So, I was at Meijer the other day. (WHAT? She NEVER goes to Meijer, especially not three times a week, sometimes twice a day.)
Yeah, it was a pretty average day for me. The only real oddity about it was that I went to the one on Carpenter and not Ann Arbor-Saline. I remember this only because of where the pens can be found in relation to E4, the Media corner of the store. I was there with the main intent to buy food, I think, but had allowed myself to wander into the office supplies section because fall creates a chasm in my soul that I want to fill with back to school supplies even though they won’t let me back in school.
I was really looking for these pens my roommate has. I didn’t ask her what brand or where she got them, but I thought there was a good chance Meijer might have them at the moment. Really, I want two more boxes of the BIC white tube pens. You know, the old school ones they stopped selling when they went to the frosted tube pens. The white tube pens work better and for longer, and quite frankly I might never forgive BIC for the atrocity they have committed.
All of these thoughts I’m having, plus “Can I excuse buying yet another pack of Sharpies?” while standing in the aisle. Two worker drones (red polos will hunt me until the day I die) came around the corner. They were obviously on break and looking at the other side of the aisle I was in, which contained movies.

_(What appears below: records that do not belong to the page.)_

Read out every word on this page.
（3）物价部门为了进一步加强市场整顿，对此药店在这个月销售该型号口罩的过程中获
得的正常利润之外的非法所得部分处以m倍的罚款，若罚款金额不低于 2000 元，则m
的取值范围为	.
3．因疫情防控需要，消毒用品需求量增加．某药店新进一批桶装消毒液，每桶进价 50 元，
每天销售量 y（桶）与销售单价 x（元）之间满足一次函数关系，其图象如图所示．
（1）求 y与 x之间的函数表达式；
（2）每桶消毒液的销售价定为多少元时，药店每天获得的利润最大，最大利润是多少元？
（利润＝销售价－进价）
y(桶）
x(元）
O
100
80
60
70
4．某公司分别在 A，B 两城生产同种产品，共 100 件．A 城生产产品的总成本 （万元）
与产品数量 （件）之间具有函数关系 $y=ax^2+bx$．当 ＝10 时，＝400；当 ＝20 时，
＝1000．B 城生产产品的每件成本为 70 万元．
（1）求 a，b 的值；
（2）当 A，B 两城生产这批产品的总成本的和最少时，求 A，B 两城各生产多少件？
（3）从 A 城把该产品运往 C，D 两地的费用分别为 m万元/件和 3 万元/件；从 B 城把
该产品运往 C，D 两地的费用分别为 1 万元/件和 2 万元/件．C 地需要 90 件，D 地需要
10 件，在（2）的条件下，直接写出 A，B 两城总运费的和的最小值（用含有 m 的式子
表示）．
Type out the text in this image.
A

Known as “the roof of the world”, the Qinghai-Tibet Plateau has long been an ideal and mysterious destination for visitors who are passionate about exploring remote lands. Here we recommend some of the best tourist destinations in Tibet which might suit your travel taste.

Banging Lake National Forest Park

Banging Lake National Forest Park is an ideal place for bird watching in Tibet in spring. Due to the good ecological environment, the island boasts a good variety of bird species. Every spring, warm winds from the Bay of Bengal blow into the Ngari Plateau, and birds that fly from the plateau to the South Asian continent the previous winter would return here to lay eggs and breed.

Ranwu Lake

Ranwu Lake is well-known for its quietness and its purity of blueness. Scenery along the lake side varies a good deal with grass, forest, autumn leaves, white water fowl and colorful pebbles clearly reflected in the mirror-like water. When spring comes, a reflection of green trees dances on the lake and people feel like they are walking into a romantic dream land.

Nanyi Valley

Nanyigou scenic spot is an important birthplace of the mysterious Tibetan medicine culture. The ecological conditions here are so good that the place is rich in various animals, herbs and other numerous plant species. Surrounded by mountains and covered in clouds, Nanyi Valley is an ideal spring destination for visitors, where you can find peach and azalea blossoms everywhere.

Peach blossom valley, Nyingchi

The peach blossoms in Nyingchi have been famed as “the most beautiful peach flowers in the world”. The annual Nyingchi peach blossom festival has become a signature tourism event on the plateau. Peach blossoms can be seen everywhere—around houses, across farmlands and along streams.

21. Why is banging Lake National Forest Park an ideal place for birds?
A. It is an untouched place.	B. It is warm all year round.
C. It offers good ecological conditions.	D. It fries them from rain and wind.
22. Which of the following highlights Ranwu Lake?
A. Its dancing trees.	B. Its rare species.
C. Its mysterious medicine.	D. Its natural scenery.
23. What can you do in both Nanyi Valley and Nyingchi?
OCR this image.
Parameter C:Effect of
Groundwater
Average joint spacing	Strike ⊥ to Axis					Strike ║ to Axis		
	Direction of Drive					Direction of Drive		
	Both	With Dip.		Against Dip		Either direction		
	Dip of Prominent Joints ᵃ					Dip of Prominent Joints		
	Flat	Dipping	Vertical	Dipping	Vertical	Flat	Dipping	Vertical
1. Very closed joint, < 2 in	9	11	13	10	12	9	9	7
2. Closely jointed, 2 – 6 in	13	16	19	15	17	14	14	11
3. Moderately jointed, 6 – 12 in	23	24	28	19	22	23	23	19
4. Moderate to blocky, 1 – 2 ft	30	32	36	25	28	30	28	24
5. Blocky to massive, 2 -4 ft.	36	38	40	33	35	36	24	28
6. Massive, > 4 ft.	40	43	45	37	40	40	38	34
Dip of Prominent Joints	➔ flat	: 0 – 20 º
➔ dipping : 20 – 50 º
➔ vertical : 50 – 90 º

Now, I’d never call myself ugly, but I’m not attractive either. I, sort of, sit on the fence. When I don’t pull myself together, I inspire reactions of, “that’s rough.” But also, when I do pull myself together, I get thumbs up. I blend into the background. I’m not a show stopper on either end, hideous or gorgeous. I’m 100% okay with this. So when the guys came around the corner, I paid them no mind because people don’t usually react to my presence. I’m relatively, and wonderfully, invisible.
But since they were like three feet away from me, I could hear their conversation. They didn’t say anything about me. Their discussion ignored me as a person, however, the manner in which they spoke let me know that I was they audience. Have you ever had that? Where you know people want you to hear what they were saying? Maybe I caught it because I shamefully do the same thing.
They were talking about Ant Man of all things, and sort of being nerdy guys. I felt like they wanted to geek out about it, and really like the movie, but because a female (not even me specifically, but a living, breathing female) was in their midst, they sort of put on haughtier personas than they might regularly have as if to be impressive.
It was so bizarre to be a part of this brief social incident. They belittled the character for only having strength when he shrinks. “What good is that?” And, well, we all sort of had those thoughts when we first heard about Ant Man being made into a movie. I know I did. Still, after seeing the movie, I really liked him. I thought he had good character. I think strategically transforming between human-size and ant-size is beautiful and occasionally necessary and not really as laughable as you first think. Plus, I love Paul Rudd. I love his brand of humor. Plus, I think he’s the only one who could have played Ant Man without the character seeming down right lame.
I wanted to turn around and explain this to the guys, but I was in shock as well. They thought I was the type of girl to love Thor because Chris Hemsworth is hot. Now. Chris Hemsworth is hot. So is everyone else in Marvel movies. Their movie stars. You aren’t going to find many in Hollywood who are genuinely ugly. Also, Hollywood does not have a record of choosing ugly actors/actresses to play superheroes. Have whatever opinion you want about that, but they don’t. But, still, I’m insulted that they didn’t think that I cared about character development or plot, or ideas outside of how the superhero looks. As if I sit around picking my favorite actors based on looks and not talent. As if I don’t like to get into the brain of the character him/herself and see what makes them tick, regardless of who plays them.
But also, whoa. I don’t know if I’ve been in that situation before, but this is the first time I really recognized it. How wonderfully fascinating to be able to pick a part a social interaction like that. I’m the Hannibal Lecter of picking apart social situations. I’m crazed, methodical, and receiving sadistic joy from over embellished half-truths I’ve convinced myself are real life. I also don’t pick apart a situation until I’m alone and then I replay it over and over again on a loop until the film gets warps and the image goes all warbly. That day however, I was one with the universe, I guess. God gave me a brief insight into his divine omniscience and not only did I know what was happening, I had insight into why it was happening.
Sometimes I want my superpower to be reading people’s minds because of my raging social anxiety and neurosis. The power would probably cripple me and destroy my psyche. Other times, I want my superpower to be reading people’s minds so I can just sit in there and figure out what they’re doing and why. I want to creep around and see what makes them tick. On a scale of one to ten, the power would probably send my ego from an eight straight to an eleven. And then it would probably destroy my psyche. I’m betting I’m not the hero of an epic fantasy where I receive great power and am capable of bearing it by natural humility and grace, or whatever it is that Bilbo and Harry have in spades. I’m Dumbledore. I’m too smart for my own good, and I will probably be the death of me.
STILL. The spiral downward in flames would be SO MAJESTIC and fun.